The Council on Social Work Education (CSWE) since 2008 has used competency-based learning with agreed-upon outcomes as the basis for assessing and substantiating individual student achievement within social work programs. Social work competence is the ability to integrate and apply social work knowledge, values and skills to practice situations, and Wayne State social work students must demonstrate knowledge and practice of nine competencies established by CSWE and a tenth that is unique to the Wayne State School of Social Work.
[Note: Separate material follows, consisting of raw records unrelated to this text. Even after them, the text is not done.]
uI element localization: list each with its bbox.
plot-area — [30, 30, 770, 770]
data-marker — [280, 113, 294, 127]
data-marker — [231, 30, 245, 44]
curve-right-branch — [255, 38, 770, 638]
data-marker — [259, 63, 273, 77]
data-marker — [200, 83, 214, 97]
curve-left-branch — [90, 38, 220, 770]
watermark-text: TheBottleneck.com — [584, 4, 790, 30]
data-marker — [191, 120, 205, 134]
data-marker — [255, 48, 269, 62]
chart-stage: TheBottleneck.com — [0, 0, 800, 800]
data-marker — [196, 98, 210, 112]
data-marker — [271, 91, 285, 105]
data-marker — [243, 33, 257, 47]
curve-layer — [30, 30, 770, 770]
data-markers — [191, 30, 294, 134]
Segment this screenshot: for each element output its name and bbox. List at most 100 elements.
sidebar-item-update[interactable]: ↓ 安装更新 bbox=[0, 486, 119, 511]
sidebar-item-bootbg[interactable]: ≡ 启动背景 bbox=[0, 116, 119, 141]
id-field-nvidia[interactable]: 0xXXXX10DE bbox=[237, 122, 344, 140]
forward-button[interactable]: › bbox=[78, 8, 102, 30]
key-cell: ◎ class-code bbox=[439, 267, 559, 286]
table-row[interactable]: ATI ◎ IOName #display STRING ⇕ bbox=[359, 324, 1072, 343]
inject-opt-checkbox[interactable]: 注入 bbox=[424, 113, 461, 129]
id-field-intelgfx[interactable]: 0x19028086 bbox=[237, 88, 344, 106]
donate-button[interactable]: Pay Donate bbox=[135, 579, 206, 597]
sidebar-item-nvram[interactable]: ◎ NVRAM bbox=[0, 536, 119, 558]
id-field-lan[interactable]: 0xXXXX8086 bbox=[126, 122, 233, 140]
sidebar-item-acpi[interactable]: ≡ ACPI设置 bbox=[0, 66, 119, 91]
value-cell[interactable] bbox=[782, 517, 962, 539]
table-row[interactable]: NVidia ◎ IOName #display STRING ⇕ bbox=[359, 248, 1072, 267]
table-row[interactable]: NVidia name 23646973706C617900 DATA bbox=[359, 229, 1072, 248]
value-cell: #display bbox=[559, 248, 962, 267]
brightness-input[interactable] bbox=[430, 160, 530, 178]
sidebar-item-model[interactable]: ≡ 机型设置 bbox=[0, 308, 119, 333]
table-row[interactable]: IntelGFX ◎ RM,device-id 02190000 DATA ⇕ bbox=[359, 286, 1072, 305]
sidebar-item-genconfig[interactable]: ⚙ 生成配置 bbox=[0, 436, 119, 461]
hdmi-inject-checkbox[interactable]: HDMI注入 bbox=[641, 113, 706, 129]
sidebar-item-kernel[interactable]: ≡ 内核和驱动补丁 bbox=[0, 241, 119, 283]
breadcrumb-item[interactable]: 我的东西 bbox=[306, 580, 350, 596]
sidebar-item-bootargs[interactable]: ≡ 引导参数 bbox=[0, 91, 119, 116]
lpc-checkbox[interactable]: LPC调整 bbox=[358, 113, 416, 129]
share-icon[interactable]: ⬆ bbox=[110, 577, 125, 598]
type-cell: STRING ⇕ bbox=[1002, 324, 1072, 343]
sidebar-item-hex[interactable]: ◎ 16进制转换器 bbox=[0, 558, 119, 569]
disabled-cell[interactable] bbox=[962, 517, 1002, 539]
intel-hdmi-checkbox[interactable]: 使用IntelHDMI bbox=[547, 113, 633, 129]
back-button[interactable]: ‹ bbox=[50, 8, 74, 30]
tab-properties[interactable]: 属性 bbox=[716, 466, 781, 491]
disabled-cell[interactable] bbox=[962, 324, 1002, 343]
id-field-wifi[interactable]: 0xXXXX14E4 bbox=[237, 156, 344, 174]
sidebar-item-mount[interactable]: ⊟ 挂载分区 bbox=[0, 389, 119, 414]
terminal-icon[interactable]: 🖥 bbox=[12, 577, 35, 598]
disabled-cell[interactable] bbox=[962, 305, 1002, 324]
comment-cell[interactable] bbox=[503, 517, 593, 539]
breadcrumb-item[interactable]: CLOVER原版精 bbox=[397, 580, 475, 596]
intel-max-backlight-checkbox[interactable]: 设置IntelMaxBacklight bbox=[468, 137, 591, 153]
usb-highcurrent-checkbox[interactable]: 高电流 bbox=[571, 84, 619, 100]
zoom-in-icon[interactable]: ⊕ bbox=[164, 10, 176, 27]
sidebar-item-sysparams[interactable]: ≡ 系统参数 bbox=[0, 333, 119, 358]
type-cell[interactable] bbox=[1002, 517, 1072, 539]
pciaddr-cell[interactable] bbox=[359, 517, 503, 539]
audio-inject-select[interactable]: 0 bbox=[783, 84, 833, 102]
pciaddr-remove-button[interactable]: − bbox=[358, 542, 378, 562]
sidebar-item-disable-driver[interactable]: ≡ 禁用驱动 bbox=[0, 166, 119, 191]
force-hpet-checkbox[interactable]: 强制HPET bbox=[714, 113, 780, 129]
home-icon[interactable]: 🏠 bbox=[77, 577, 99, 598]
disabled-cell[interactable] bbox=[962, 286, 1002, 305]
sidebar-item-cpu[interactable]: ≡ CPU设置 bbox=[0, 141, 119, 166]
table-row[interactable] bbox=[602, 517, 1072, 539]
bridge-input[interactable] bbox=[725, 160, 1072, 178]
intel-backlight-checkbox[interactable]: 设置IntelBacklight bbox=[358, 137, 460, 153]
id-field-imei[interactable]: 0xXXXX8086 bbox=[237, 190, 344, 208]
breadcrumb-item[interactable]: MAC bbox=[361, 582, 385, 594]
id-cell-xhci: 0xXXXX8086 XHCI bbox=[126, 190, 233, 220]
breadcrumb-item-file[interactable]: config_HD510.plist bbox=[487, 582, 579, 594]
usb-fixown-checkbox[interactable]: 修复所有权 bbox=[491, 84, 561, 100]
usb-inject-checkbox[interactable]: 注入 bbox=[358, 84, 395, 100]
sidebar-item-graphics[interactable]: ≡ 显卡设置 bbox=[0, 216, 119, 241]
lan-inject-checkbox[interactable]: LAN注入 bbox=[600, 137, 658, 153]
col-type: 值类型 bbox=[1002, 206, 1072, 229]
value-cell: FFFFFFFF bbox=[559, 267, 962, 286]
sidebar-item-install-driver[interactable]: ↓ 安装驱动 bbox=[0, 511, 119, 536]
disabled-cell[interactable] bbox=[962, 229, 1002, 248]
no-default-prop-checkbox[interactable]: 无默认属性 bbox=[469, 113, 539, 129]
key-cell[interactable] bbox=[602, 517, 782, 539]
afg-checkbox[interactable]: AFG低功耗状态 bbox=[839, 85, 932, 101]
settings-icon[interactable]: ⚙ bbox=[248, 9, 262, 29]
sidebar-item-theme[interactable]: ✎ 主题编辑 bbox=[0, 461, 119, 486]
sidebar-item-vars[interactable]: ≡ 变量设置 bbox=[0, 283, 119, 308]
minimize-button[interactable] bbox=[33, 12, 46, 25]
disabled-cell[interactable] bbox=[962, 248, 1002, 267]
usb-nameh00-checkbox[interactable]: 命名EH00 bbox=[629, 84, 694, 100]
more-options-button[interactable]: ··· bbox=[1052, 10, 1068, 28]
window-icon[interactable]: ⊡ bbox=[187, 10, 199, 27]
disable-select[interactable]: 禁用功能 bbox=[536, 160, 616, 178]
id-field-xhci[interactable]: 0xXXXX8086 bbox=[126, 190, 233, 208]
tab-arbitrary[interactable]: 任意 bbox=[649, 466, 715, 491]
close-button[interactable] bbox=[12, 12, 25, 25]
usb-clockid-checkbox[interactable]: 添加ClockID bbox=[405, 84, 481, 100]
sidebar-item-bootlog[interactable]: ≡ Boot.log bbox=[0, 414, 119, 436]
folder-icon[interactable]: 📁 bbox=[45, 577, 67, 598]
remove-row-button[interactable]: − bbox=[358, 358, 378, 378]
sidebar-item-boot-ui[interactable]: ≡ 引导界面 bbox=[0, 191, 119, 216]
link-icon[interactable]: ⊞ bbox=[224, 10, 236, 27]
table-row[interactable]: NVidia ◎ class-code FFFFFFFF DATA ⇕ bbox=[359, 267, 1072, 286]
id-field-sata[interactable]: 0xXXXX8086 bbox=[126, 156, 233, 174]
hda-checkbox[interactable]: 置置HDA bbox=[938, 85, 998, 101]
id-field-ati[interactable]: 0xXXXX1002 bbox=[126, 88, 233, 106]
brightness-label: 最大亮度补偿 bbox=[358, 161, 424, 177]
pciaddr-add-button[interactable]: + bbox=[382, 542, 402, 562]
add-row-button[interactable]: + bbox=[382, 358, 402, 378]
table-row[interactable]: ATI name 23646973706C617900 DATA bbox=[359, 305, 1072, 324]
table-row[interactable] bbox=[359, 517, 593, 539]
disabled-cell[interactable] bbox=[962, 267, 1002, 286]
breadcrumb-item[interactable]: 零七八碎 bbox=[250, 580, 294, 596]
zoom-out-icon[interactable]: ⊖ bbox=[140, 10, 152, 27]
According to Ernst, the competencies are so broad that that it is difficult to operationalize them to measure student learning outcomes or behaviors - particularly in field education placements, which are considered integral to social work training. Consequently, the team at Social Work will use the grant-funded stakeholder-engagement process to conduct small-group discussions among faculty, students, and practitioners (drawn from the Board of Visitors, alumni and field instructors) to determine where student knowledge gaps exist. This data will then be used to develop clear student learning outcomes for each competency, refine the Field Instructor Assessment of Student Competencies instrument, and develop new benchmark assignments that accurately reflect the learning outcomes of the program.

"The School of Social Work is thrilled to be part of this first cohort of grant recipients and to help demonstrate the value of assessment funding with this important program to evaluate student learning outcomes around competencies - which are the bedrock of social work education," Ernst said.